Add onion, carrots, celery, garlic and saute for 5 minutes.
One pot leftover turkey soup. Cook 2 to 3 minutes, or until onions. Add the onion and garlic, and cook until translucent and soft, about 3 minutes. Stir in the cooked turkey and heat through.
This hearty homemade soup is loaded with veggies for extra goodness, it's healthy, and ready in well under 30 minutes. Sauté carrots, celery, and onion in olive oil until the onions become translucent and the celery and carrots have begun to soften, about 3 minutes. Web in a large saucepan or skillet with lid, heat up oil and butter.
Season with salt and pepper. Add garlic and onion and saute until onion is almost translucent. I’m already thinking about what to do with leftover turkey.

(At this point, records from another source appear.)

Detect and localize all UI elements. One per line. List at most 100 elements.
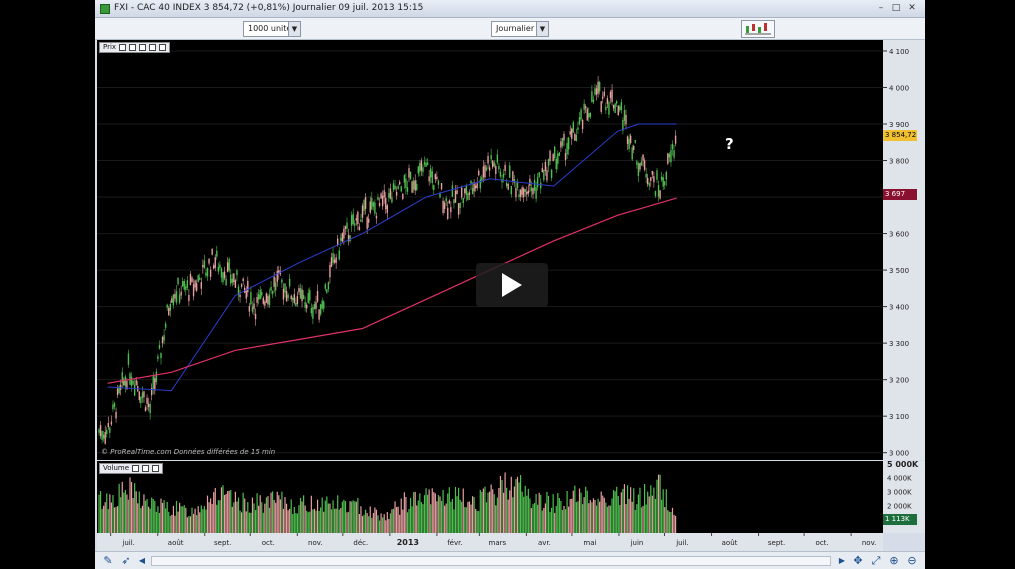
candle-body	[315, 301, 317, 309]
volume-bar	[417, 500, 419, 533]
candle-body	[107, 423, 109, 428]
volume-bar	[360, 506, 362, 533]
candle-body	[368, 218, 370, 223]
zoom-in-icon[interactable]: ⊕	[887, 554, 901, 568]
pan-icon[interactable]: ✥	[851, 554, 865, 568]
candle-body	[532, 188, 534, 195]
volume-bar	[244, 498, 246, 533]
chevron-down-icon[interactable]: ▼	[536, 22, 548, 36]
minimize-button[interactable]: –	[875, 2, 887, 15]
y-tick-label: 4 100	[889, 48, 909, 56]
units-select[interactable]: 1000 unités ▼	[243, 21, 301, 37]
candle-body	[240, 284, 243, 287]
volume-bar	[124, 489, 126, 533]
candle-body	[213, 265, 215, 269]
window-icon[interactable]	[142, 465, 150, 472]
volume-bar	[375, 509, 378, 533]
volume-bar	[541, 510, 543, 533]
volume-chart-panel[interactable]: Volume	[97, 461, 883, 533]
price-chart-panel[interactable]: Prix © ProRealTime.com Données différées…	[97, 40, 883, 460]
expand-icon[interactable]	[159, 44, 167, 51]
volume-bar	[332, 500, 334, 533]
zoom-fit-icon[interactable]: ⤢	[869, 554, 883, 568]
volume-bar	[430, 504, 432, 533]
volume-bar	[324, 500, 326, 533]
close-icon[interactable]	[139, 44, 147, 51]
video-play-button[interactable]	[476, 263, 548, 307]
app-window: FXI - CAC 40 INDEX 3 854,72 (+0,81%) Jou…	[95, 0, 925, 569]
volume-bar	[307, 512, 309, 533]
volume-bar	[326, 496, 328, 533]
zoom-out-icon[interactable]: ⊖	[905, 554, 919, 568]
volume-bar	[152, 499, 154, 533]
volume-bar	[520, 475, 522, 533]
volume-bar	[586, 490, 588, 533]
chevron-down-icon[interactable]: ▼	[288, 22, 300, 36]
candle-body	[326, 289, 328, 293]
candle-body	[478, 170, 480, 176]
volume-bar	[608, 505, 610, 533]
candle-body	[450, 207, 452, 213]
volume-bar	[382, 517, 384, 533]
candle-body	[454, 190, 457, 203]
candle-body	[293, 294, 295, 304]
cursor-icon[interactable]: ➶	[119, 554, 133, 568]
price-chart	[97, 50, 883, 454]
tools-icon[interactable]	[119, 44, 127, 51]
candle-body	[550, 169, 553, 178]
candle-body	[172, 294, 175, 306]
candle-body	[445, 198, 447, 202]
volume-bar	[671, 507, 674, 533]
horizontal-scrollbar[interactable]	[151, 556, 831, 566]
candle-body	[536, 177, 539, 188]
volume-bar	[493, 494, 495, 533]
chart-type-button[interactable]	[741, 20, 775, 38]
volume-bar	[631, 501, 633, 533]
maximize-button[interactable]: □	[890, 2, 902, 15]
volume-bar	[478, 511, 480, 533]
candle-body	[515, 188, 517, 198]
candle-body	[295, 303, 297, 307]
volume-bar	[673, 514, 675, 533]
scroll-right-icon[interactable]: ▶	[835, 554, 849, 568]
volume-bar	[106, 493, 108, 533]
y-tick-label: 3 600	[889, 231, 909, 239]
candle-body	[614, 103, 616, 113]
volume-bar	[389, 513, 391, 533]
pencil-icon[interactable]: ✎	[101, 554, 115, 568]
volume-bar	[293, 506, 295, 533]
volume-bar	[521, 491, 523, 533]
candle-body	[185, 286, 187, 291]
volume-bar	[606, 506, 608, 533]
candle-body	[434, 173, 437, 180]
candle-body	[319, 304, 322, 315]
volume-bar	[414, 491, 416, 533]
volume-bar	[208, 502, 210, 533]
candle-body	[340, 237, 342, 241]
tools-icon[interactable]	[132, 465, 140, 472]
volume-bar	[110, 502, 112, 533]
volume-bar	[213, 492, 215, 533]
volume-bar	[313, 508, 316, 533]
volume-bar	[254, 510, 257, 533]
close-icon[interactable]	[152, 465, 160, 472]
candle-body	[569, 131, 571, 135]
volume-bar	[310, 495, 312, 533]
candle-body	[448, 200, 450, 204]
candle-body	[168, 308, 170, 316]
window-icon[interactable]	[129, 44, 137, 51]
period-select[interactable]: Journalier ▼	[491, 21, 549, 37]
volume-bar	[516, 476, 519, 533]
close-button[interactable]: ✕	[906, 2, 918, 15]
candle-body	[330, 257, 333, 267]
volume-bar	[557, 493, 559, 533]
volume-bar	[330, 509, 333, 533]
volume-bar	[551, 507, 553, 533]
scroll-left-icon[interactable]: ◀	[135, 554, 149, 568]
candle-body	[231, 278, 233, 283]
settings-icon[interactable]	[149, 44, 157, 51]
volume-bar	[653, 487, 655, 533]
volume-bar	[537, 504, 539, 533]
candle-body	[109, 427, 111, 433]
volume-bar	[490, 484, 492, 533]
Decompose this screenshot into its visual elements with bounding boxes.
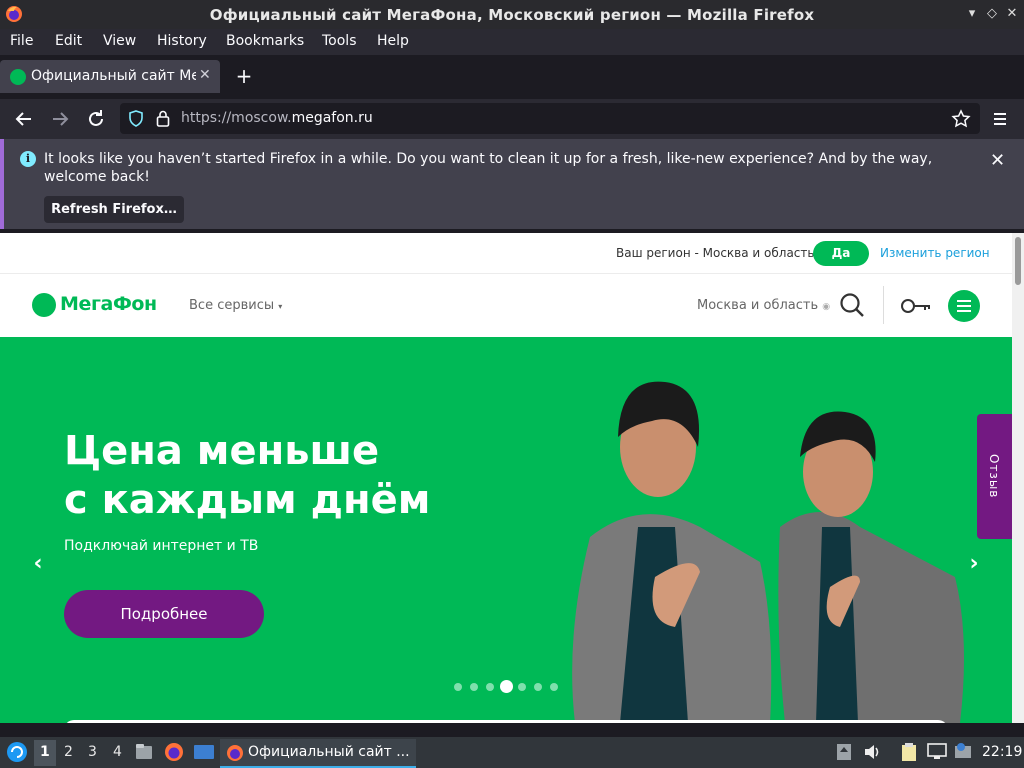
tab-strip: Официальный сайт МегаФона, Московский ре…: [0, 55, 1024, 99]
info-icon: i: [20, 151, 36, 167]
location-dot-icon: ◉: [822, 302, 831, 312]
city-label: Москва и область: [697, 298, 819, 313]
firefox-launcher-icon[interactable]: [164, 742, 184, 762]
new-tab-icon[interactable]: +: [234, 66, 254, 86]
hero-more-button[interactable]: Подробнее: [64, 590, 264, 638]
workspace-3[interactable]: 3: [88, 744, 97, 760]
hero-banner: Цена меньше с каждым днём Подключай инте…: [0, 337, 1012, 723]
file-manager-icon[interactable]: [134, 742, 154, 762]
menu-tools[interactable]: Tools: [322, 33, 357, 49]
start-menu-icon[interactable]: [6, 741, 28, 763]
window-title: Официальный сайт МегаФона, Московский ре…: [209, 6, 815, 24]
network-icon[interactable]: [927, 743, 947, 761]
feedback-label: Отзыв: [987, 454, 1001, 499]
clipboard-up-icon[interactable]: [836, 743, 852, 761]
site-header: МегаФон Все сервисы ▾ Москва и область ◉: [0, 273, 1012, 337]
refresh-firefox-button[interactable]: Refresh Firefox…: [44, 196, 184, 223]
all-services-dropdown[interactable]: Все сервисы ▾: [189, 298, 282, 313]
menu-bookmarks[interactable]: Bookmarks: [226, 33, 304, 49]
menu-help[interactable]: Help: [377, 33, 409, 49]
minimize-icon[interactable]: ▾: [964, 6, 980, 22]
megafon-favicon-icon: [10, 69, 26, 85]
hamburger-menu-icon[interactable]: [988, 107, 1012, 131]
refresh-notification: i It looks like you haven’t started Fire…: [0, 139, 1024, 229]
url-prefix: https://moscow.: [181, 110, 292, 126]
region-bar: Ваш регион - Москва и область? Да Измени…: [0, 233, 1012, 273]
logo-text: МегаФон: [60, 293, 157, 315]
url-text[interactable]: https://moscow.megafon.ru: [181, 110, 373, 126]
task-title: Официальный сайт ...: [248, 744, 410, 760]
slide-dot[interactable]: [454, 683, 462, 691]
site-menu-button[interactable]: [948, 290, 980, 322]
url-domain: megafon.ru: [291, 110, 373, 126]
web-page: Ваш регион - Москва и область? Да Измени…: [0, 233, 1012, 723]
window-titlebar: Официальный сайт МегаФона, Московский ре…: [0, 0, 1024, 29]
menu-history[interactable]: History: [157, 33, 207, 49]
region-confirm-button[interactable]: Да: [813, 241, 869, 266]
page-scrollbar[interactable]: [1012, 233, 1024, 723]
search-icon[interactable]: [838, 291, 866, 319]
tab-title: Официальный сайт МегаФона, Московский ре…: [31, 68, 196, 84]
notification-message: It looks like you haven’t started Firefo…: [44, 151, 933, 185]
prev-slide-icon[interactable]: ‹: [28, 552, 48, 576]
forward-icon[interactable]: [48, 107, 72, 131]
tab-close-icon[interactable]: ✕: [199, 67, 211, 83]
slide-dot-active[interactable]: [500, 680, 513, 693]
slide-dot[interactable]: [518, 683, 526, 691]
desktop-show-icon[interactable]: [193, 743, 215, 761]
hero-title: Цена меньше с каждым днём: [64, 427, 430, 525]
workspace-1[interactable]: 1: [40, 744, 50, 760]
login-key-icon[interactable]: [900, 296, 932, 316]
clock: 22:19: [982, 744, 1023, 760]
maximize-icon[interactable]: ◇: [984, 6, 1000, 22]
url-bar[interactable]: https://moscow.megafon.ru: [120, 103, 980, 134]
region-question: Ваш регион - Москва и область?: [616, 246, 821, 260]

Melt the butter in a dutch oven or large pot over medium heat. Add carrots and celery and sweat until translucent, about 3 minutes. Web whisk together or blend the half and half and flour until smooth and there are no lumps.
Add shredded cooked turkey and milk. Packed with veggies, turkey, and rice, this soup is true comfort food in under 30 minutes. Use white, dark, or a combination of turkey meats in this recipe.
Continue to cook for 3 minutes. Shred or dice it before adding it to the soup. To freeze turkey, scoop it into a resealable plastic freezer bag and squeeze as much air out.